The bank would usually make their money off of the credit protection when unemployment or death occurred with the borrower.

JPMorgan Chase is not the only institution that's guilty of such deceptive practices. They just happened to get caught. Ed Voyles Honda in Atlanta refused to give a customer with excellent credit a low-interest rate that was being offered by the automaker. The finance manager made more money off of the deal by stretching out the loan and offering a higher rate. Now while this gave the customer a lower monthly payment, consequently, it drove up the overall cost of the loan by approximately $800.

And Delta Credit Union based in Atlanta allowed a customer with great credit to skip close to a year's worth payments, which are also known as payment holidays, over the seven-year term of the loan. Thus, now that the customer is ready to trade-in their that gas-guzzling SUV for a fuel-friendly crossover, a car-based utility vehicle, they find that they are upside-down, owing more than what the vehicle is worth, by close to $20,000. While you can't really faught the credit union, the customer should have been warned of the risk of the payment holidays and the seven-year loan. (Read  "A New Trend in Auto Financing: Car Mortgages?")
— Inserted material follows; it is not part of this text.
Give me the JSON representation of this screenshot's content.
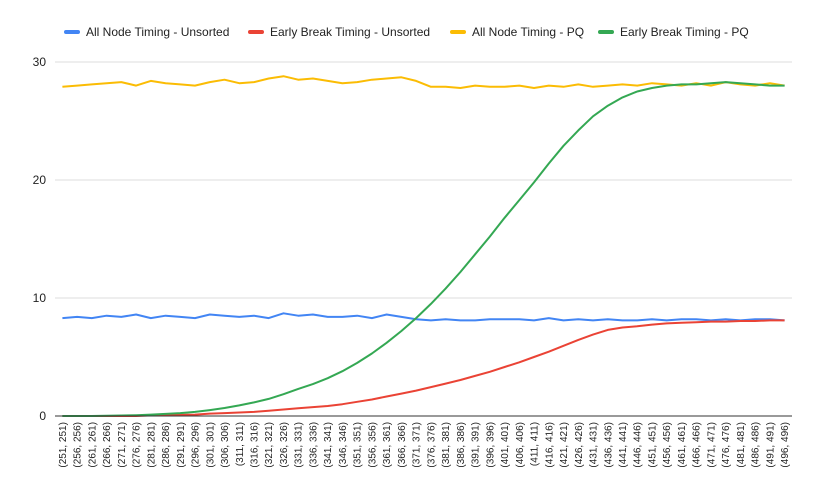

So as you can see, banks and credit unions may not actually be working in your best interest. In order to avoid being steered in the wrong directions, here's what we recommend:

  • Get Pre-Approved using a bank, credit union or online auto finance tools that can be found on our website -- before heading to a dealership. Just like you shop around for the best price on a vehicle, you should also shop around for the best financing terms and interest rates. Read "Who Should Provide Your Auto Financing?
  • Pull your credit score. Your credit score drives your rate.
  • Avoid stretching your payment out to six or seven years. Not only do you put yourself in an upside-down situation, but aren't you really buying more vehicle than what you can really afford?
  • Stick to your guns. Don't allow the finance manager (lender) to stretch you beyond what you can afford. Get the interest rate you know you qualify for. Even with questionable credit, you should rate shop. The difference is that you should be bringing some money to the table to help put you in the driver's seat.
By following these tips, this should help to keep you in the driver's seat.